Raised 2024 guidance for revenue, Adjusted EBITDA, and free cash flow based on strong performance and continued investment in de novo centers and AI initiatives.
Financial highlights
Q2 2024 revenue: $459.7 million (+13.9% YoY); Adjusted EBITDA: $72.3 million (+19.7% YoY); Adjusted EBITDA margin: 15.7% (+76 bps YoY).
Imaging Center segment: $443.9 million revenue (+13.2% YoY), $69.1 million Adjusted EBITDA (+16.9% YoY).
Digital Health segment: $15.8 million revenue (+36.4% YoY), $3.3 million Adjusted EBITDA (+135.2% YoY).
Net loss per share: -$0.04 (vs. $0.12 EPS in Q2 2023), impacted by non-cash and one-time items.
Cash and cash equivalents at June 30, 2024: $741.7 million, up from $342.6 million at year-end 2023.
Outlook and guidance
2024 revenue guidance raised to $1.685B–$1.735B; Adjusted EBITDA to $257M–$267M; free cash flow to $72M–$80M.

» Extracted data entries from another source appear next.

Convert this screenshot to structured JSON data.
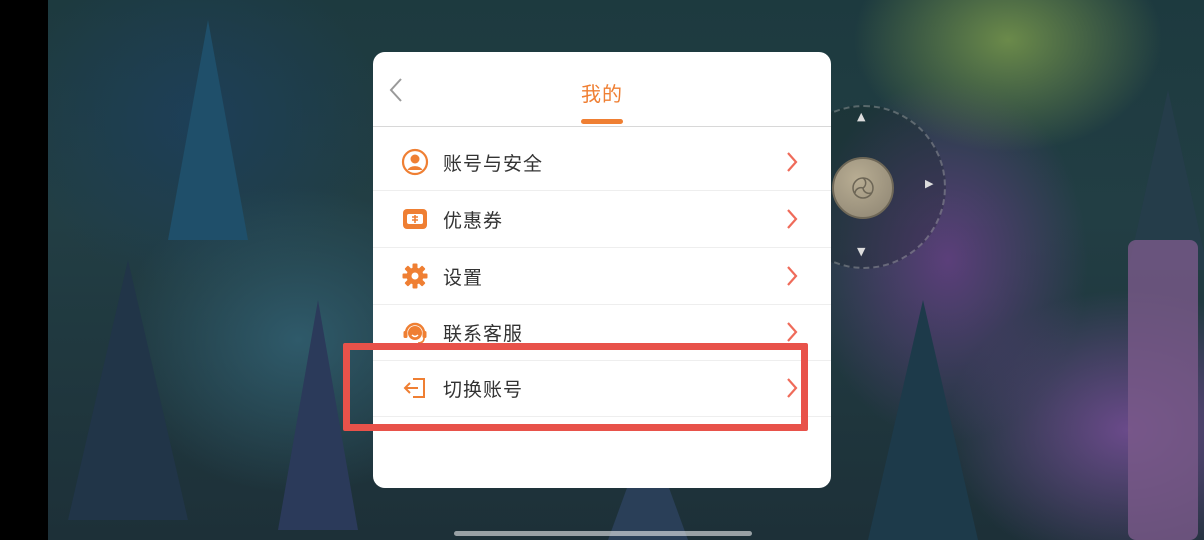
{
  "dialog": {
    "title": "我的",
    "back_icon": "chevron-left-icon",
    "accent_color": "#ef7f33",
    "items": [
      {
        "label": "账号与安全",
        "icon": "user-circle-icon"
      },
      {
        "label": "优惠券",
        "icon": "coupon-icon"
      },
      {
        "label": "设置",
        "icon": "gear-icon"
      },
      {
        "label": "联系客服",
        "icon": "headset-icon"
      },
      {
        "label": "切换账号",
        "icon": "switch-account-icon"
      }
    ]
  },
  "overlay": {
    "highlight_color": "#e8524a",
    "highlighted_item": "切换账号"
  },
  "game": {
    "joystick": "virtual-joystick"
  }
}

Capital expenditures for Imaging Center segment increased to $135M–$145M.
Digital Health segment guidance unchanged: $60M–$70M revenue, $13M–$15M Adjusted EBITDA; segment expected to generate net losses as investments continue.
2025 Medicare reimbursement cut of $6M–$8M expected, but offset by commercial and capitated payer increases.
Sufficient liquidity and borrowing capacity to fund operations and future acquisitions over the next twelve months.